PHIL ROMAN: When I was directing the Peanuts specials, way back in the late seventies, Gabor came by. He had just come over from Hungary, and he showed me his reel that he had compiled in Hungary, and I kind of liked him and what he’d done, so I said, “Okay, I’ll give you some work to do, some scenes to animate.” I might have given him some of the first work that he did.
GABOR CSUPO, animation executive producer, The Simpsons (1987–92): My partner and I had a small animation studio doing commercials and music videos and all kinds of stuff. And we got a call one day from Gracie Films, saying, “We looking for an animation company that could animate one-minute cartoons for this new show for Fox.” So we went in there, meet the producers, and found out we were one of roughly two hundred companies they were looking at, so we were thinking, We’re never gonna get this gig.
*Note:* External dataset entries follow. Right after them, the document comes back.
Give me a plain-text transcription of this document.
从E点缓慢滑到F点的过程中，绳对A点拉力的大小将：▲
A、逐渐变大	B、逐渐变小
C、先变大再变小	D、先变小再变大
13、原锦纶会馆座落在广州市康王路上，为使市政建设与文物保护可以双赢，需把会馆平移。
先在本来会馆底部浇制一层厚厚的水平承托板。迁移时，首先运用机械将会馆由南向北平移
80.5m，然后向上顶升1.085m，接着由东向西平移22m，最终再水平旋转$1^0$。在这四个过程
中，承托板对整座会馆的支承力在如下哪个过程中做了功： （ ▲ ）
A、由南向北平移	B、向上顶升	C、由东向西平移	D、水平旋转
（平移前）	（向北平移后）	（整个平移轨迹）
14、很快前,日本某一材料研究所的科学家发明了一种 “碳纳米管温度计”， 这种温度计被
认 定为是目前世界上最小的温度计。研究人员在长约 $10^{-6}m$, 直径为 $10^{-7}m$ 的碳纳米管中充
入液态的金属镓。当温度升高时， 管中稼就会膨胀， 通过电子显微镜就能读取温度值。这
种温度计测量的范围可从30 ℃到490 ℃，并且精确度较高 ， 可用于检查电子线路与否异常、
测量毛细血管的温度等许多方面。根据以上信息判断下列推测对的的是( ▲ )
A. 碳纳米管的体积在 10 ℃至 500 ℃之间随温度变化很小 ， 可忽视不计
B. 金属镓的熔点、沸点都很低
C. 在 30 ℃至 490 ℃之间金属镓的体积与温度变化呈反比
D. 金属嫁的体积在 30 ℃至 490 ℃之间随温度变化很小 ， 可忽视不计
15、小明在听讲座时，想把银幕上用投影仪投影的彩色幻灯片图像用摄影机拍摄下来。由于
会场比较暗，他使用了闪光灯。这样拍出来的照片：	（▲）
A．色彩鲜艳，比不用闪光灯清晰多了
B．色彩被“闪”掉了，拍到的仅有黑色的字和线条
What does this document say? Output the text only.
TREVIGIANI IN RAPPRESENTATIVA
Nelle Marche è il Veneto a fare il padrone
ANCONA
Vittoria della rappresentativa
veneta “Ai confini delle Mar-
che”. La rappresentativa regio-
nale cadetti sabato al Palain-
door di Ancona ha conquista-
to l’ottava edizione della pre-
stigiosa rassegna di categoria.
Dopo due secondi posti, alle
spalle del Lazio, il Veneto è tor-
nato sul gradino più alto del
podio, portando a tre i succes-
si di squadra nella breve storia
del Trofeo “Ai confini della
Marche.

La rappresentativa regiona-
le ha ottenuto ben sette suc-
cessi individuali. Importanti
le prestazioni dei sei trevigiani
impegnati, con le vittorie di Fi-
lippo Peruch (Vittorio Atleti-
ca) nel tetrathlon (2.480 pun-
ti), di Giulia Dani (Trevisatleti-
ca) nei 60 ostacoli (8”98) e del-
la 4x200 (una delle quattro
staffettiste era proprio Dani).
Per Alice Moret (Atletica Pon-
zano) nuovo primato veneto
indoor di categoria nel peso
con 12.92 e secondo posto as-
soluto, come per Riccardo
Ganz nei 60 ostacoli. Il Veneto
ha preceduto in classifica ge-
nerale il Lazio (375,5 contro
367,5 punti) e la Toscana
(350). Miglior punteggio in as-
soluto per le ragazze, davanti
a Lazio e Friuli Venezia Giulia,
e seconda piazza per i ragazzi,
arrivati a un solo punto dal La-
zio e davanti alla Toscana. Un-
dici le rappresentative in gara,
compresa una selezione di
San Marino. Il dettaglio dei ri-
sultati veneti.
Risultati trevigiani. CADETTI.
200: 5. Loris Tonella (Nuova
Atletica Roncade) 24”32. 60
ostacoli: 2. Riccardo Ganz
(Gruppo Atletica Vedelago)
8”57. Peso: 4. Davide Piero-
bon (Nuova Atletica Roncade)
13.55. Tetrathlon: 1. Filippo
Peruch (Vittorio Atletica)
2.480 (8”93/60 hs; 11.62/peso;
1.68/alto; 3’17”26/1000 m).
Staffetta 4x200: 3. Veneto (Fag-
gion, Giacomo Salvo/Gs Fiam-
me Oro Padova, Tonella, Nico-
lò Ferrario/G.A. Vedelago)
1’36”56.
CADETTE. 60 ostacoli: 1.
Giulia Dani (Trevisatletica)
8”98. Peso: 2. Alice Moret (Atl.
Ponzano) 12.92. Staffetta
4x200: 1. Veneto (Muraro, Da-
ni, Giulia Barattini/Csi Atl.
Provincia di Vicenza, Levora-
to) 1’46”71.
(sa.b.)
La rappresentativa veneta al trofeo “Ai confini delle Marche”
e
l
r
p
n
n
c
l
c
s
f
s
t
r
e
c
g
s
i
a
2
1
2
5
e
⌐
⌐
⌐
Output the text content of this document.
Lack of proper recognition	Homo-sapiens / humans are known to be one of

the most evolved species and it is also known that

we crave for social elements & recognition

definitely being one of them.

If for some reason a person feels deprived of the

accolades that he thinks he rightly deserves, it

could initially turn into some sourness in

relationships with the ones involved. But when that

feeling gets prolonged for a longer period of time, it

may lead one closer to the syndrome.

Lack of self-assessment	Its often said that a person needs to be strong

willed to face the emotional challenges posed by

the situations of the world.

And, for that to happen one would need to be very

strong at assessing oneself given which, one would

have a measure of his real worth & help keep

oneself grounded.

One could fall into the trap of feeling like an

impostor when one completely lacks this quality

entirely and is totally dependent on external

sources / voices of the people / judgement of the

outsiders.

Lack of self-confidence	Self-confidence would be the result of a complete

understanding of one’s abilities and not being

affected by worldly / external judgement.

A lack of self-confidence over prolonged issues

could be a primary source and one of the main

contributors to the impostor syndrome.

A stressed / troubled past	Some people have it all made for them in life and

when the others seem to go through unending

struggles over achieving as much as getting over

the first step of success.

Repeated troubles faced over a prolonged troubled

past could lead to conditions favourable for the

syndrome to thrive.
But apparently our reputation was good, and they were telling us, “Listen, if you guys give us a good bid, the job is yours.” So we gave them a price that they thought was pretty reasonable, but they said they actually got a better price from somebody else, which we thought was impossible.
When Jim Brooks originally saw Matt Groening’s drawings on his wall it was just a clipping from a magazine, just the line drawing, no color or anything, and that’s how he wan
ted to do the show. And we said, “Well, you know, it’s not going to be very, how can I say it, accessible for people to watch, especially if you want to tell little stories, with just line drawings.” So we offered them color for the same price, and all of a sudden their eyes lit up and he said, “Okay, you guys are on.”
The characters were so beautiful but, let’s face it, primitively designed, so we thought that we could counterbalance that design with shocking colors. That’s why we came up with the yellow skin and the blue hair for Marge. We colored it in and we created the whole look for the show. Even for the backgrounds we used the same kind of flat-cel paintings, which no one ever used before. And at that time we didn’t have computers, so everything was done by hand.
MARGOT PIPKIN, animation producer, The Simpsons: Klasky-Csupo was a really tiny little place. We had three animators on it—Bill Kopp, Wes Archer, and David Silverman—three young guys. Everyone was freelance at Klasky because it was so tiny. The only full-time people were Gabor, the receptionist, and Arlene. We hired those three guys to animate The Simpsons’ bumpers [“bumpers” or “interstitials” are the names given to the short, one-minute cartoons that Gracie used to fill space between Tracey Ullman’s sketches]. So they did the layout. They did the animation. They did the in-between. They did everything. And then Gyorgyi Peluce did the color design.